This is Scientific American 60-Second Earth. I'm David Biello. Your minute begins now.
Living deep underground ain't easy.
In addition to hellish temperatures and pressures, there's not a lot to eat.
Which is why oil reservoirs are the microbes' cornucopia in this hidden realm.
Microbes feast on many oil reservoirs, but it has been unclear how the micro-organisms got to those locales.
One proposal has been that the microbes colonize a pool of dead algae corpses and then go along for the ride as the pool gets buried deeper and deeper and the algae slowly become oil.
That's the so-called "burial and isolation" hypothesis.
But under that set of rules each pool of oil should have its own unique microbes, and that's not the case, according to a recent study in the Journal of the International Society for Microbial Ecology.
Researchers surveyed the genetics of oil-eating microbes from around the world.

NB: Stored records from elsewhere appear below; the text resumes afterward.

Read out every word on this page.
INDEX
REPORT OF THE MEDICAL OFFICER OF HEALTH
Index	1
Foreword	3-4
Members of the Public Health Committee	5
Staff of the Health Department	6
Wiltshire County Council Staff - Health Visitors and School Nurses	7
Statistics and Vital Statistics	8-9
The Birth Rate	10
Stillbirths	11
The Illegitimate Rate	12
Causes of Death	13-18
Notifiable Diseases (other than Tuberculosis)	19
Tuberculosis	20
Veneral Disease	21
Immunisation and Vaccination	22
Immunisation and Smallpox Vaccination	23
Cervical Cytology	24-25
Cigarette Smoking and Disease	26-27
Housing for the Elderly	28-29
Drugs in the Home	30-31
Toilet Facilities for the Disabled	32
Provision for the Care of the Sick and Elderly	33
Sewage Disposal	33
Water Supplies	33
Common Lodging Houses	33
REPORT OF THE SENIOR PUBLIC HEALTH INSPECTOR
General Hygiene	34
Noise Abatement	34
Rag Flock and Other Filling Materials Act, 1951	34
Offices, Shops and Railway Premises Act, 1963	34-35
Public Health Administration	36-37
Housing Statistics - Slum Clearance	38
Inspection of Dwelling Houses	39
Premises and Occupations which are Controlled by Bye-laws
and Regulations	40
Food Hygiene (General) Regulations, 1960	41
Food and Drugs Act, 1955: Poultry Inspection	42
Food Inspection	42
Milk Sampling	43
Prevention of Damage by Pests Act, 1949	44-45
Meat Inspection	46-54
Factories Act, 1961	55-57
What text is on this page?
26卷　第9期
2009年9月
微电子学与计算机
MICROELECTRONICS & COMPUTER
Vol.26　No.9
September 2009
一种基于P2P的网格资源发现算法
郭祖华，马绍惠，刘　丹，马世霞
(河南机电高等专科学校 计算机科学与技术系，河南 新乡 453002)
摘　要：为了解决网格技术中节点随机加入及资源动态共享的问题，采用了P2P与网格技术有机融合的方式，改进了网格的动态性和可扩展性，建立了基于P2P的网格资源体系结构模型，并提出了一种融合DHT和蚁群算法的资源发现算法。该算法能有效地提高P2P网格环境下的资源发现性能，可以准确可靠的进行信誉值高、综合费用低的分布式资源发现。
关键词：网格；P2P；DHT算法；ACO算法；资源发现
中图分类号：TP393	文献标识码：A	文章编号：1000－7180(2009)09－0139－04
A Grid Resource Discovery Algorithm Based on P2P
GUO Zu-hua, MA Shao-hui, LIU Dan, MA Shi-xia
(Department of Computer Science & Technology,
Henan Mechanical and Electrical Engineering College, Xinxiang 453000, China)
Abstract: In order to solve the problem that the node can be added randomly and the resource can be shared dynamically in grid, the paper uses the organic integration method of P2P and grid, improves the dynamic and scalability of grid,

They found that populations from Nevada to the North Sea matched up almost exactly.
They also determined that microbes in the North Sea appear to have swapped genes with Japanese microbes despite the locations being more than 8,000 kilometers apart on the Earth's surface.
These findings suggest that the deep biosphere is actually filled with connections,
and that microbes move from one oil reservoir to another, colonizing them almost as soon as they form in some cases.
Or it could also be that marine microbes migrate down and then evolutionary selection pressure causes a convergence in the genetics that make it possible to survive under these extreme conditions.
One thing is certain, humanity is now definitely helping this mixing of subsurface microbes, as our thirst for oil leads us to poke holes all over the planet.
Your minute is up, for Scientific American 60-Second Earth. I'm David Biello.